South Greenland - Johan Dahl Land

From the aircraft

This aerial photograph already covers a good part of Johan Dahl Land. Looking northeast, the Inland Ice dominates the horizon with one tongue, the Nordbo Glacier, discharging into Lake Nordbo. The highest mountain in the area, Valhaltinde, looks pretty small from above. Kuussuup Glacier is in the foreground.


While walking up the Johan Dahl Land we take a last view back at the airport. Crossing Kuusuaq River directly down below is better done with a tractor ordered from the Blue Ice Cafe rather than by foot due to the current, and if this can still be overcome, the icy cold of the fresh meltwater should not be forgotten.
Johan Dahl Land from the air View back to Narsarsuaq

From a pass

It is an impressive moment when the ice cap comes in sight for the first time. Straight to the north is the ice-covered Lake Nordbo.
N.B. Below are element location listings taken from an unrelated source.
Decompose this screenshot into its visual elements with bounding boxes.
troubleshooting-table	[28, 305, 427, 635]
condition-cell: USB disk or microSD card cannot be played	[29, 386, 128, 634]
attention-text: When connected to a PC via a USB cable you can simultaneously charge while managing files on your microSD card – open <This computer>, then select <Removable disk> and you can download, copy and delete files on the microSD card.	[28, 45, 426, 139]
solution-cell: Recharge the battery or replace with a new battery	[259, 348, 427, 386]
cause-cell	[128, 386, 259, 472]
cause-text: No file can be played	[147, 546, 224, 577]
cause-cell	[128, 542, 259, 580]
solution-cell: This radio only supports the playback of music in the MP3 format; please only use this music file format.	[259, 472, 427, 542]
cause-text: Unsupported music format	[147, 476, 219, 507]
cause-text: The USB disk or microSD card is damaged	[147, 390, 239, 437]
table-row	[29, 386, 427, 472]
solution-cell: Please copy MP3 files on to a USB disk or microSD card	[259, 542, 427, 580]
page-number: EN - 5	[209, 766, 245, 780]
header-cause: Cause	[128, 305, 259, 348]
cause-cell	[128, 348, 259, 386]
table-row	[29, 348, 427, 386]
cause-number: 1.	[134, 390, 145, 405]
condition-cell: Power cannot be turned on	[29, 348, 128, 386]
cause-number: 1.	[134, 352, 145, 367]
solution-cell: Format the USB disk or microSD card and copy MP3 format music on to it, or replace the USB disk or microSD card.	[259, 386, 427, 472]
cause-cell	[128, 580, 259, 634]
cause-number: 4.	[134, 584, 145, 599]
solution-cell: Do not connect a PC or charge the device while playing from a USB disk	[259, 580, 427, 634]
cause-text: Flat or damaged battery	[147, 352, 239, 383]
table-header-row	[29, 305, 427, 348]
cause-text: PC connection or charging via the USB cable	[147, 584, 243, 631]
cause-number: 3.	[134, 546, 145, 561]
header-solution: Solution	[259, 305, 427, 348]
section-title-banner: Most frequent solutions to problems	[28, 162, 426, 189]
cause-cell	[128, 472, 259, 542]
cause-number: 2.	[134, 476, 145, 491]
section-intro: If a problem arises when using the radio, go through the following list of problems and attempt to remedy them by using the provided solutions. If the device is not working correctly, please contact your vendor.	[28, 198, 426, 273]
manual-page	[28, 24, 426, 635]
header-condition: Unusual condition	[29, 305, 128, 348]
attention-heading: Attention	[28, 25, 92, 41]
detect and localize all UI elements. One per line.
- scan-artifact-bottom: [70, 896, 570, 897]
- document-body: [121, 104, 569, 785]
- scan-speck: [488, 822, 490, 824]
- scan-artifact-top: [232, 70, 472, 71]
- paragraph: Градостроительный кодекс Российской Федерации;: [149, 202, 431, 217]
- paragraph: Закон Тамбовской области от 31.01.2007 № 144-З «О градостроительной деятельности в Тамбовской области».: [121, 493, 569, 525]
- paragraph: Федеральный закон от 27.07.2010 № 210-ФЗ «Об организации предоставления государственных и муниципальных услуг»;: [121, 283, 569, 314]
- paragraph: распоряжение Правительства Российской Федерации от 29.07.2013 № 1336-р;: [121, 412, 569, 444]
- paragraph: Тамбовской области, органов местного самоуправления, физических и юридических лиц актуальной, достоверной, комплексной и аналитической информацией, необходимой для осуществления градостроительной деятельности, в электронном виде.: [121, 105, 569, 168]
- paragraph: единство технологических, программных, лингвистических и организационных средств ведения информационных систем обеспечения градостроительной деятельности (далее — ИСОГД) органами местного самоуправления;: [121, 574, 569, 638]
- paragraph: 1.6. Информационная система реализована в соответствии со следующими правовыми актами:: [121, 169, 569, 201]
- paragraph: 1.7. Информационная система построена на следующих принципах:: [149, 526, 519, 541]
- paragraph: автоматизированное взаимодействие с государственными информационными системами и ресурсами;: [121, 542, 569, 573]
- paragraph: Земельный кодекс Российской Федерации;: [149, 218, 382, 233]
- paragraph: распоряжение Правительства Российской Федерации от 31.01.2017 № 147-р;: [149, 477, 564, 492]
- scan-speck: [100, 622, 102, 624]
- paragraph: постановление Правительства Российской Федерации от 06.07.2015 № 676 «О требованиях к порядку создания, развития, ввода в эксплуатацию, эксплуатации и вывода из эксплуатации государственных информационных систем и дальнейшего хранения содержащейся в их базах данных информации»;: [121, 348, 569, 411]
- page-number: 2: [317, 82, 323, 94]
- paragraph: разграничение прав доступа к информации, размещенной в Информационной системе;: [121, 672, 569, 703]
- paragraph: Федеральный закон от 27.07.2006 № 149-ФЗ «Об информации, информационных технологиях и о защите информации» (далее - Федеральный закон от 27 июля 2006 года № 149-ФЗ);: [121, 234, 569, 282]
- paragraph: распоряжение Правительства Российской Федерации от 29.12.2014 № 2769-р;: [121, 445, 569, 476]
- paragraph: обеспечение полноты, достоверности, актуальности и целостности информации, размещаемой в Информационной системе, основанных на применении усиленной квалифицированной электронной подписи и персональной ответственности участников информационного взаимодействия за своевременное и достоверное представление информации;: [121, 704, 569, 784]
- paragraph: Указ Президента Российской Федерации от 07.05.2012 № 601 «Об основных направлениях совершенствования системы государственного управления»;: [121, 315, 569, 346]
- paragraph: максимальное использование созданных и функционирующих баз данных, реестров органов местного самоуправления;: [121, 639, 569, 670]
This time Valhaltinde (1,690 m) is without doubt recognisable as the highest point of Johan Dahl Land.


The same lake as seen on the left-hand photograph directly above the edge of the snow, one of the many lakes left by glaciers that were polishing the rock in (c)older times. While there is no problem to find a lake to camp it is far less easy to have an even place for the tent.
View north Sunset

Lake 930

Since the area is uninhabited, a lake must be big and a moutain must be high to receive an individual name. An intermediate between a name and incognito is an elevation mark on the hiking map, so one can refer to a particular lake using its elevation. A habit also notorious for the military.

The Hullet

Hullet is Danish and means "Hole". Resembling a lake it is nevertheless something special. The Northglacier, the one seen above, sends its meltwater to the Hullet, while the Sydglacier calves into it from the south, hence the ice. The resulting cocktail, however, frequently lifts the ice of the Sydglacier and drenchs beneath the Kuussuup Glacier towards Narsarsuaq, leaving the poor icebergs stranded in the sand.
View across a lake The Hullet


The calving edge of Sydglacier, damming up the Hullet. Mellem Landet on the right cuts through the ice stream like the bow of a ship, although in a much slower pace. The discharge into Sydglacier and Kuussuup is small compared with Qooqqup east of Mellem Landet and another tongue further east.



This Inuit term describes a mountain or rock rising above the surrounding ice cap. The global warming will soon be coming after this one. Thawing back to a normal mountain it will join its many colleagues in the Johan Dahl Land.


The ice is moving down by gradient, it does so either by repeated melting and refreezing, or it slides over ground, and at proper combinations of temperature and pressure it can even undergo plastic deformation. At high shear rates the brittle ice on the surface cracks up and forms crevasses. Greenland's glacier tongues move fast with the huge reservoir of the Inland Ice at hand.
Inland Ice Surface of Sydglacier


The arctic climate keeps the vegetation low, it does not pose much discomfort to the hiker. Despite of the rough climat flowers are abundant, even in late August.


Two Arctic Hares in full retreat. They had not been too much afraid of the human strangers, the only other animal in the area that could harass them is the Polar Fox. Competition may come from the many sheeps that also feed on the sparse vegetation. Arctic Hares are often seen in groups.
Flower Snowhares


The sight of Nordbo Glacier is an impressive one, as is that of the Inland Ice directly behind. Glaciers in Greenland either calv into the sea or they melt away before reaching the shore. Nordbo as an intermediate is allowed to calv into a lake.

Kukulooq River

When the meltwater of a glacier feeds a lake, the water has to go somewhere. Kukulooq River flows out of Lake Nordbo, thus setting a natural border to the hiking territory. Crossing Kukulooq does not seem impossible at a first glance, but a passage has yet to be found in the murky water.
Nordboglacier Kukulooq River


One of the bigger chunks that came off from Nordbo Glacier. Rainy weather is a natural enemy to the photographer, but in this case it gives the scene its own atmosphere. Blue light travels the longest distance in water until it is absorbed, which makes for the blue shade of the ice. The purity of the Greenlandic ice only enhances the effect.